Fostering community. Through Pura Vida, yoga participants can take part in a variety of offerings outside of just yoga classes, including events. In fact, Hoefner puts together social events specifically for the yoga demographic, such as Thursday Night Champagne Specials, or group retreats to Costa Rico, where members can practice yoga at a high-end resort.
Without the support of the club as a whole, this would be more difficult. Before Hoefner worked at Pura Vida, she owned her own studio, admitting it was difficult planning for socials or events while also juggling overhead and payroll.
“It was just too much for one person. I sold it and I realized that the way to go in being successful in developing a program … was to link up and partner with a bigger health club. And in a sense, they already have the infrastructure, they have the facility, they have the funding,” explained Hoefner. “And I was able to take my boutique studio concept and put it within their health club. So it’s been a really successful model, as far as the business model and partnership.”
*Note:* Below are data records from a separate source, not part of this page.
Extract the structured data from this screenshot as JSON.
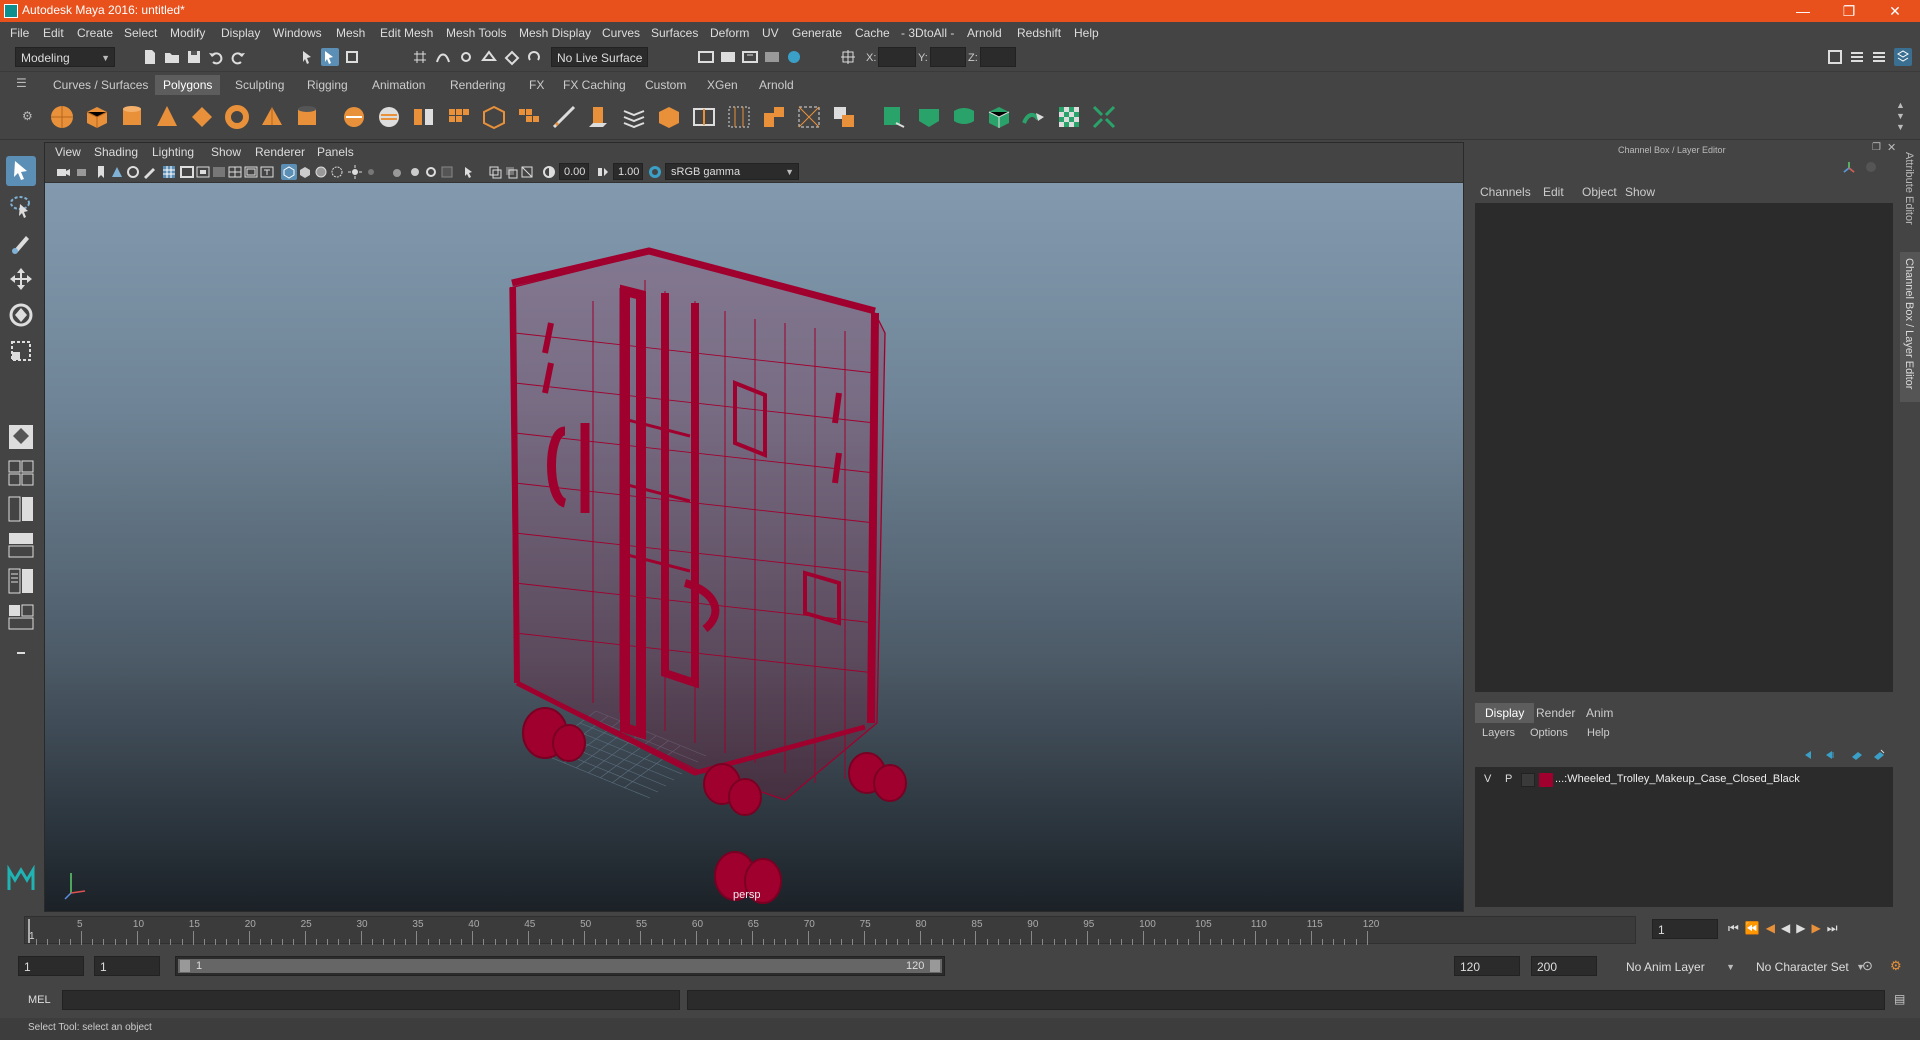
{
  "window": {
    "title": "Autodesk Maya 2016: untitled*",
    "controls": [
      "—",
      "❐",
      "✕"
    ]
  },
  "menubar": [
    "File",
    "Edit",
    "Create",
    "Select",
    "Modify",
    "Display",
    "Windows",
    "Mesh",
    "Edit Mesh",
    "Mesh Tools",
    "Mesh Display",
    "Curves",
    "Surfaces",
    "Deform",
    "UV",
    "Generate",
    "Cache",
    "- 3DtoAll -",
    "Arnold",
    "Redshift",
    "Help"
  ],
  "statusline": {
    "mode": "Modeling",
    "live_surface": "No Live Surface",
    "x_label": "X:",
    "y_label": "Y:",
    "z_label": "Z:"
  },
  "shelf": {
    "tabs": [
      "Curves / Surfaces",
      "Polygons",
      "Sculpting",
      "Rigging",
      "Animation",
      "Rendering",
      "FX",
      "FX Caching",
      "Custom",
      "XGen",
      "Arnold"
    ],
    "active_tab": "Polygons"
  },
  "viewport": {
    "menu": [
      "View",
      "Shading",
      "Lighting",
      "Show",
      "Renderer",
      "Panels"
    ],
    "exposure": "0.00",
    "gamma": "1.00",
    "color_space": "sRGB gamma",
    "camera_label": "persp",
    "mesh_color": "#a0002e"
  },
  "channel_box": {
    "header": "Channel Box / Layer Editor",
    "menu": [
      "Channels",
      "Edit",
      "Object",
      "Show"
    ]
  },
  "layer_editor": {
    "tabs": [
      "Display",
      "Render",
      "Anim"
    ],
    "active_tab": "Display",
    "menu": [
      "Layers",
      "Options",
      "Help"
    ],
    "layers": [
      {
        "visible": "V",
        "playback": "P",
        "color": "#a0002e",
        "name": "...:Wheeled_Trolley_Makeup_Case_Closed_Black"
      }
    ]
  },
  "side_tabs": [
    "Attribute Editor",
    "Channel Box / Layer Editor"
  ],
  "timeline": {
    "ticks": [
      "5",
      "10",
      "15",
      "20",
      "25",
      "30",
      "35",
      "40",
      "45",
      "50",
      "55",
      "60",
      "65",
      "70",
      "75",
      "80",
      "85",
      "90",
      "95",
      "100",
      "105",
      "110",
      "115",
      "120"
    ],
    "start_tick": "1",
    "current_frame": "1"
  },
  "range": {
    "start": "1",
    "playback_start": "1",
    "slider_start": "1",
    "slider_end": "120",
    "playback_end": "120",
    "end": "200",
    "anim_layer": "No Anim Layer",
    "character_set": "No Character Set"
  },
  "command_line": {
    "label": "MEL"
  },
  "help_line": "Select Tool: select an object"
}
The socials, said Hoefner, strengthen the community of her students. And she feels Pura Vida stands out as a leading health club because of the community they are able to foster.
“At Pura Vida, I’m constantly hugging or saying hello to people or asking them about all sorts of stuff — what’s going on in their lives, and same with me,” said Hoefner. “I feel a real sense of community. And I think that’s super important to be successful as a big health club, kind of taking that boutique feel and putting it into a larger scale. It’s like having a bunch of boutique studios as one.”
Keeping it small. To ensure community stays central, Hoefner caps all of her classes at 10 participants, except for the Volo (aerial) yoga and suspensions classes, which are capped at 15 members.
This way, “You don’t feel like you’re coming to a big club [where] you jump into a class, and maybe there’s 20 to 40 participants,” explained Hoefner. “You’re getting more of that personalized, individual instruction and connection with your instructor.”
But Hoefner said that the smaller the class, the more important it is for instructors to engage with members.
Not only do smaller classes lead to more individualized attention with the instructor, Hoefner said members who regularly attend the same classes create their own class culture.
Creating a serene setting. The environment you create with your studio is also important. Pura Vida’s yoga studio contains mold resistant surfaces and decorative Helsinki panels that are textured to enhance wall poses. Plus, it is engineered for optimal acoustic performance, and boasts an HVAC system that can make extreme temperature adjustments quickly.
Offering variety. Finally, another advantage Hoefner believes Pura Vida has over boutiques is the ability to offer various programs. “We offer everything you can think of, and you’re only paying one initiation fee and one membership fee,” she said. “A lot of members have commented on this, where they’ve gone and tried out some boutiques and then come back to us and said, ‘In the end, I’m saving money just going to you guys.’ They might as well come here because they get all the benefits of a balanced program.”